Due to the continuing nature of fixed costs, it is essential to keep obligations within your means. When earnings are insufficient, the struggle to keep pace with fixed payments can result in serious credit consequences for borrowers living beyond affordable levels. Default, foreclosure and other delinquencies result from poorly managed fixed costs – taking on more debt than can be paid back timely. Keeping fixed costs in-line with your income, on the other hand, sets the stage for long-term financial success.
Discretionary Buys – Beyond the fixed cost of debt repayment and other monthly obligations, spending is discretionary. Like most consumers, you are faced with countless spending opportunities each day. These daily spending decisions have a dramatic impact on your bottom line. Entertainment, meals out, travel and fashion are common discretionary spending categories, which should be managed to reflect your income. For many, however, entertainment and leisure expenses quickly outpace incoming resources.
Save Money Whenever Possible
When incoming cash flow is consistent, the only way to free up funds is to reduce spending. Saving money actually gives you more discretionary income to work with, so there is plenty of incentive to cut costs whenever possible. These examples highlight a few of the ways you can trim expenses:
Redeem Rewards – To lure customers and stand out in competitive markets, businesses increasingly extend rewards programs. Credit cards, of course, are among the most prolific sources of customer reward programs, which extend everything from cash back to airline tickets. Merchants offering rewards generally do not require fees to enroll, but credit card companies attach annual fees to rewards cards. For an offer to suit you, your spending rewards need to exceed the card’s annual fee, or it doesn’t make sense for you to participate.
Tighten Your Supermarket Budget – Food savings add-up for shoppers committed to making the most of their money at the supermarket. Store promotions are one source of savings, but you can also save money by tracking everyday prices through online comparison sites. Own-brand versions also furnish economical alternatives for widely used consumer goods.

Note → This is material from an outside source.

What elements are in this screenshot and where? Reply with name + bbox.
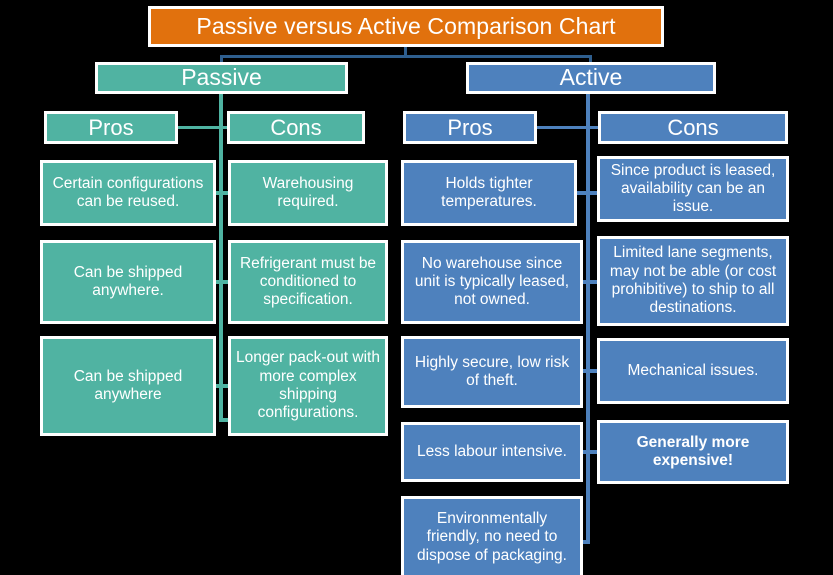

Evaluate Memberships – Subscriptions and memberships are a source of waste for many families, who save money by eliminating unneeded services. From gym contracts to monthly magazines, trimming unused subscriptions leads to savings month after month, once they are cast aside.
Manage Energy Use – Conserving energy has a direct impact on your bottom line, and there are several sources for savings. Home heating and electricity use, for example, furnish opportunities to trim costs, as well as petrol used on the road. Starting with consciousness and awareness, incremental energy savings lead to long-term budget relief for disciplined consumers.
Remortgage for Savings – Market conditions change continually, so remortgaging may lead to lower payments than your current contract. Lower monthly payments furnish resources that can be directed elsewhere, so a new home loan makes sense for many borrowers. Before committing, make sure the savings cover the cost of your new loan and that there are no hidden fees.
Informed consumers make the most of their earnings by managing expenses and trimming costs. To keep your budget sound, chart your income and outgoing expenses, with an eye toward saving opportunities. As long as your resources cover your fixed obligations, and you control discretionary buys, your financial outlook remains stable.